The cybersecurity benchmarks live in the openbench-cyber plugin. Because of the sensitive payloads we do not ship it as a transitive dependency or optional extra—installing the plugin is an explicit opt-in. Once installed, these tasks automatically appear in bench list. The plugin currently ships the CTI-Bench suite for evaluating model performance on cyber threat intelligence tasks.
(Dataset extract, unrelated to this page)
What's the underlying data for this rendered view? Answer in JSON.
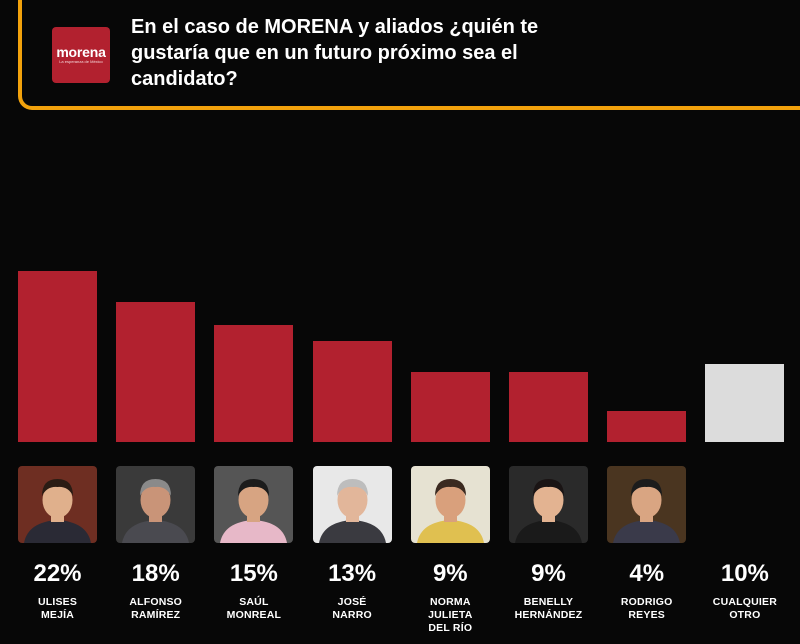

CTI-Bench provides four benchmarks covering threat extraction, vulnerability classification, security knowledge, and risk assessment.

Available Benchmarks

ATE: ATT&CK Technique Extraction

Extracts MITRE ATT&CK techniques from malware and threat descriptions.
bench eval cti_bench_ate 

MCQ: Security Knowledge

Multiple-choice questions on CTI standards, threats, detection strategies, and best practices from NIST and MITRE.
bench eval cti_bench_mcq 

RCM: Vulnerability Classification

Maps CVE descriptions to CWE (Common Weakness Enumeration) categories.
bench eval cti_bench_rcm 

VSP: CVSS Score Prediction

Calculates CVSS scores from vulnerability descriptions.
bench eval cti_bench_vsp

CyBench (CTF Challenges)

cybench delivers end-to-end agentic CTF scenarios powered by inspect-cyber. Because the default sandbox grants elevated network access, you must acknowledge the risks before running:
export CYBENCH_ACKNOWLEDGE_RISKS=1
bench eval cybench
Pass --sandbox k8s to use a Kubernetes sandbox when the optional inspect_k8s_sandbox dependency is available.